Excellent and thorough analysis, Sandy, as always.  It would be interesting to look at this same analysis in the context of the decision to build or not build the Keystone XL pipeline from Canada to Cushing.

The above numbers make some assumptions about electricity pricing that won't be valid. First XL crosses Nebraska with 5 pump stations. The grid is extremely weak in those areas and the marginal fuel for added load is diesel at $3.22/gallon. Since the generation is used for voltage support and frequency control; you can't just find another plant that is cheaper. Second the Mobile Sierra doctrine means that XL will pick up 100% of the extra fuel cost. That difference on the margin for the Southwest Power Pool is $270-280/mwh. This is an ancillary services charge added on to the regular power cost and takes the delivered cost per MWH in Nebraska to about $350/MWH vs. $67/MWH. This is a cost that cannot be hedged and will flow through to XL. That is a 5X increase in costs that will be passed through to shippers. Environmental issues will also increase the cost of natural gasoline shipped north for dilutant. The Cap Line runs though coal fired generation company Mississippi Power &Light TVA, Amren all have significant issues with either expensive environmental upgrades for old coal plants or shut down of the old plants based on economics and finding a new fuel source. These costs are going to be passed on to the pipelines and they have a higher load factor so they will pay a disproportionate share of the cost due to higher usage. These are costs that pipelines will have no control over. The FERC is not an agency where they have any clout in rate cases either. Use of rail cars gives the refiners the option of "tolling" diesel to the railroads and thereby controlling fuel costs of shipping.

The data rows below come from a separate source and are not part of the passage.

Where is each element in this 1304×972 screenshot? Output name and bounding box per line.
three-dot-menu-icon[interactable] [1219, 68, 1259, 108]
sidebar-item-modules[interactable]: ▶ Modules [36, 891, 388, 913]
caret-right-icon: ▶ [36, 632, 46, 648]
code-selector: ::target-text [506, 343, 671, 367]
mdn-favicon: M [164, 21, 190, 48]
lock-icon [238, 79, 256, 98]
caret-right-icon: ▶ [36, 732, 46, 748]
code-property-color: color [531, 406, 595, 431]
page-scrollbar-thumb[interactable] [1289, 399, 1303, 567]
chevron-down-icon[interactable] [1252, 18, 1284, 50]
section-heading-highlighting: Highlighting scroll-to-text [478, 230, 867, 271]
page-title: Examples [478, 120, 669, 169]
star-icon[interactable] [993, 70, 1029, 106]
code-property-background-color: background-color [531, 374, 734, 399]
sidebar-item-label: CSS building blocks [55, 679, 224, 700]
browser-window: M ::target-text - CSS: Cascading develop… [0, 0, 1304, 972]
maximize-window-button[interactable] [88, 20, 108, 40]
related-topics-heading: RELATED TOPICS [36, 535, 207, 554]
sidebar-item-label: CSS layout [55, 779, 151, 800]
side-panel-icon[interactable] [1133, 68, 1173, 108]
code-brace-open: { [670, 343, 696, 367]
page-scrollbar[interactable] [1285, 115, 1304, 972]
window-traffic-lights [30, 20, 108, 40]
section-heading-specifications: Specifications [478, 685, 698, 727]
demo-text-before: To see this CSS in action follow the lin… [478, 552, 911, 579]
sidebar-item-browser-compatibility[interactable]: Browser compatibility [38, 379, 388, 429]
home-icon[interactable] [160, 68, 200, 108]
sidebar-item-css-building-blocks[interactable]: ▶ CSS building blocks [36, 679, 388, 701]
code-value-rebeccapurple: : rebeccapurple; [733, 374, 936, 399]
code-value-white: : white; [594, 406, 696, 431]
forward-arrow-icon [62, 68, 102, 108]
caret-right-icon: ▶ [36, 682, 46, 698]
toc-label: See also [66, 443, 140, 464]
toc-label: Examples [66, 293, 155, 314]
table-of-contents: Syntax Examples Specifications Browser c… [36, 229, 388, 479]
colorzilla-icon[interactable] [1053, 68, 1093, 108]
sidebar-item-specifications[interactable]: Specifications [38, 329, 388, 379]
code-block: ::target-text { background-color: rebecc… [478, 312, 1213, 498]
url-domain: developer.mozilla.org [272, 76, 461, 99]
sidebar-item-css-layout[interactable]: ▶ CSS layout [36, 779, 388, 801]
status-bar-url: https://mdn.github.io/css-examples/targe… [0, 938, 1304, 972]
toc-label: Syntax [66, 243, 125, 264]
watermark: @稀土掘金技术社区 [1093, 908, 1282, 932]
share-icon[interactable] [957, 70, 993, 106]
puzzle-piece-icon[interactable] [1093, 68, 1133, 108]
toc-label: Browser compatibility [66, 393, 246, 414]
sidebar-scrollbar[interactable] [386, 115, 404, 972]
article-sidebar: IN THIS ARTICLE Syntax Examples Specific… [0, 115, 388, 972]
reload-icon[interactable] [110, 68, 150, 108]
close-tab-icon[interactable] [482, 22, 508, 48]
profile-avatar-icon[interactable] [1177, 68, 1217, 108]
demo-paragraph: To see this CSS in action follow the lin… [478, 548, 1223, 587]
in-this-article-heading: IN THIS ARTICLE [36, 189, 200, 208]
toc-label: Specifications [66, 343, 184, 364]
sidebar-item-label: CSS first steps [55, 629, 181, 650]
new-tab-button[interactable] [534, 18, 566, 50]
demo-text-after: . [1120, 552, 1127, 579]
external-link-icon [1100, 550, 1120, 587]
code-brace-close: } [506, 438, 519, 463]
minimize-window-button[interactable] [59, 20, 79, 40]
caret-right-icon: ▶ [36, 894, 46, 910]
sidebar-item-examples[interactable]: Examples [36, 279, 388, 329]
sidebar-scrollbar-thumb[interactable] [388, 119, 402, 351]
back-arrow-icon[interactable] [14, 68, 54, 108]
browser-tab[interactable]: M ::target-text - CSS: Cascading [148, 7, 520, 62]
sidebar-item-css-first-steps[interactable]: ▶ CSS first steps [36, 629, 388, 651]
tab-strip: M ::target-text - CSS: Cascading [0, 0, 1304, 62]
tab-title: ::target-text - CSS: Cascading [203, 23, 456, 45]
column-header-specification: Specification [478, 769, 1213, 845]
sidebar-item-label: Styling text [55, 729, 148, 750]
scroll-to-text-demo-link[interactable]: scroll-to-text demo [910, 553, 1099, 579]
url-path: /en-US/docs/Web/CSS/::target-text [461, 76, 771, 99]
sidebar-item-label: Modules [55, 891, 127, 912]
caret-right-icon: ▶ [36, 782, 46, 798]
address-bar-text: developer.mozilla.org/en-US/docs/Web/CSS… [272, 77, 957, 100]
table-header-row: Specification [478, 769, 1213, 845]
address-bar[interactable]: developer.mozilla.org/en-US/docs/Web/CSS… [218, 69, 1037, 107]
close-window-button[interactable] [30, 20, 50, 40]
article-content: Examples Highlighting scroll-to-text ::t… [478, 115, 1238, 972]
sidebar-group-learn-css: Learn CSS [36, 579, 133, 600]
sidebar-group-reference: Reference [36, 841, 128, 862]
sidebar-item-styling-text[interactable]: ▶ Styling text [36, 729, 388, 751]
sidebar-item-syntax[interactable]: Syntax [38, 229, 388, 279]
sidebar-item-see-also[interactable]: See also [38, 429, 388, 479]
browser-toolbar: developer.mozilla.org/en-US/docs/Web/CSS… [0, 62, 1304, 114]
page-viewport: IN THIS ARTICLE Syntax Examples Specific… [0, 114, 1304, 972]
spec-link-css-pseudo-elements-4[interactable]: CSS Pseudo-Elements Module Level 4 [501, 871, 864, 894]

The economics of moving bitumen crude from Alberta to the GOM is, I believe, a stretch. The crude must be competitive at the point of distillation, regardless of if it is diluted or in its raw form. Presently the price of WTI at GOM location is so far this year averaging $95.18. To arrive at this competitive price the bitumen crude must be diluted or no be diluted. The best diluent is field condensate; the US produces large quantity of field diluent that has limited value within the US market. This will hold true until the US government lift its export ban. The road for this diluent to reach Alberta is by a combination of pipelines, barges, and R&R. My understanding that the R&R cost going to Alberta is minimal because the tank cars have to return to Alberta empty or full of condensate diluent. None the less, the condensate has to be purchased transported added to the bitumen crude and shipped by pipeline to the GOM. If you add the cost of the Bitumen production $60 p/b plus the transport by pipeline to GOM $14 the diluent or condensate cost must be around $60 p/b to compete at the GOM: $60+$14+$20= $94.00. (1/3 diluent per barrel of bitumen crude) Without diluent the Bitumen crude cost is: $60+$30=$90.00 ($30 transport for heated tank cars) The question is very simple: Can the condensate diluent discount their production more? This is possible as long as the export band is in place. In time, this ban will be lifted. Upon the field condensate finding an export market, the economics of pipeline or Keystone XL pipeline will no longer work. The R&R economic will be the only alternative. The Keystone pipeline will still have customers but US customers, such as the Bakken. Than the pipeline cost will become very competitive.